I wouldn't want to hurt you, Ochako-san. I know that you're a fighter, and I know that if we did that for real, it would probably get pretty ugly. But I also understand what you're saying when it comes to hurting other people. I can't promise I'll be trying to hurt you, but if I had to stop you? I'll do what I can.

[Ah yes, the competition. She actually didn't mind losing that so much since she wound up talking more to Lexi as a result. But she'd do her best to honor what Ochako was asking of her. After all, if she'd been in her shoes? She'd be asking for the same thing].

Ok, you got it! Pinky promise!

[Did you think Luz was too mature to do a pinky promise? Perish the thought]!

imaglyphwitch: (sneaking about)

[personal profile] imaglyphwitch 2022-09-02 07:22 am (UTC)(link)
[Nope, Luz would have absolutely remembered all of that if Ochako had told her! It sounded like it was a lot and was clearly Ochako's version of Deerington. One day the two of them needed to start talking about the type of things they'd seen in the worlds they visited]!

You're right about that. I really didn't want to do that to you, and I'm glad that then, you didn't fight me. I do appreciate that. And the thing is? I was lucky. I had Eda holding my hand at first, and all she asked at the time was that I didn't jump into dangerous situations.

[Which, if she really thought about it, she hadn't quite stopped doing yet. Maybe Lexi WAS going to have to start keeping an eye on her].
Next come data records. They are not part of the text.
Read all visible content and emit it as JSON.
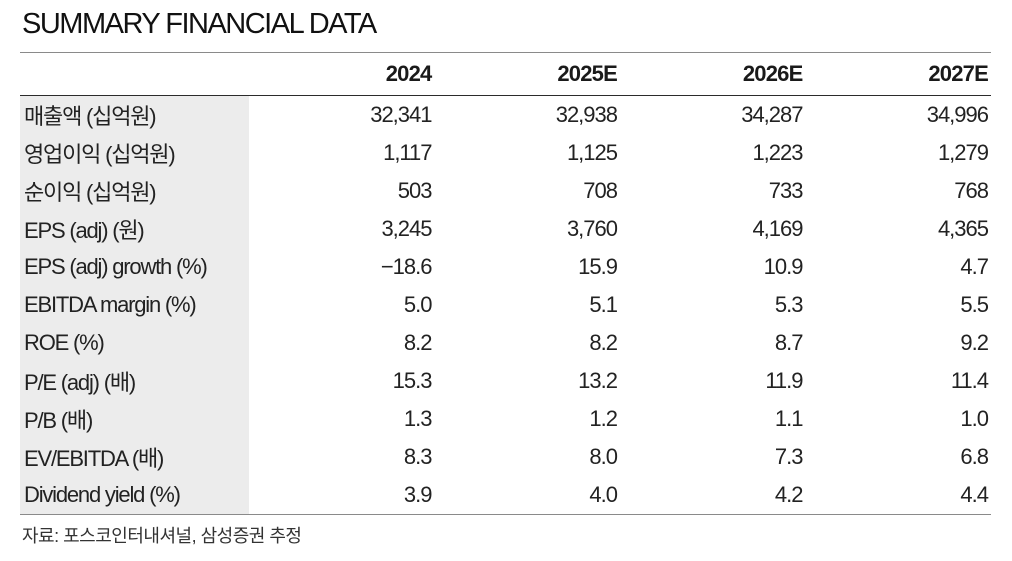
{
  "title": "SUMMARY FINANCIAL DATA",
  "table": {
    "columns": [
      "2024",
      "2025E",
      "2026E",
      "2027E"
    ],
    "rows": [
      {
        "label": "매출액 (십억원)",
        "values": [
          "32,341",
          "32,938",
          "34,287",
          "34,996"
        ]
      },
      {
        "label": "영업이익 (십억원)",
        "values": [
          "1,117",
          "1,125",
          "1,223",
          "1,279"
        ]
      },
      {
        "label": "순이익 (십억원)",
        "values": [
          "503",
          "708",
          "733",
          "768"
        ]
      },
      {
        "label": "EPS (adj) (원)",
        "values": [
          "3,245",
          "3,760",
          "4,169",
          "4,365"
        ]
      },
      {
        "label": "EPS (adj) growth (%)",
        "values": [
          "−18.6",
          "15.9",
          "10.9",
          "4.7"
        ]
      },
      {
        "label": "EBITDA margin (%)",
        "values": [
          "5.0",
          "5.1",
          "5.3",
          "5.5"
        ]
      },
      {
        "label": "ROE (%)",
        "values": [
          "8.2",
          "8.2",
          "8.7",
          "9.2"
        ]
      },
      {
        "label": "P/E (adj) (배)",
        "values": [
          "15.3",
          "13.2",
          "11.9",
          "11.4"
        ]
      },
      {
        "label": "P/B (배)",
        "values": [
          "1.3",
          "1.2",
          "1.1",
          "1.0"
        ]
      },
      {
        "label": "EV/EBITDA (배)",
        "values": [
          "8.3",
          "8.0",
          "7.3",
          "6.8"
        ]
      },
      {
        "label": "Dividend yield (%)",
        "values": [
          "3.9",
          "4.0",
          "4.2",
          "4.4"
        ]
      }
    ]
  },
  "source": "자료: 포스코인터내셔널, 삼성증권 추정"
}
I promise though: if it really gets bad, if I have no choice, then I'll go for that option. The last thing I want is for you to really hurt someone because I was too much of a coward to try and stop you.

[And here, she held her pinky up to her friend].
imaglyphwitch: (stirring up bravery)

[personal profile] imaglyphwitch 2022-09-03 04:51 pm (UTC)(link)
[Luz would be happy to hear them! If there was anything that could be said about Luz Noceda, it was that she lived to hear about stories! There was a reason she was pleased as punch about running a bookstore with her girlfriend: it was a combination of two amazing things!

Yeah, Luz had known better than to try and ONLY talk to Ochako at the time, but she was also, through talking with the girl, realizing how lucky she was that Ochako in that addled state hadn't seriously wanted to murder her. Luz had not been in the fighting mood then, and that would have spelled death for her, to be unprotected.

And Luz had people who cared about her too much to let that happen again].

I wouldn't lean on people too much...you could say that the time for that ended the moment that Eda woke up in Deerington. At that point it was just me and my sister, and after a time not even that. So the idea that I had to take care of things on my own is just kind of always there.

[But that was good advice from...Gunhead. Seriously]??

You got it! We combine our strength, and we fight to keep the other restrained if it ever gets that bad! The best thing is to make sure we can keep people safe!

[Because that was the thing that would absolutely get Luz to act: saving people].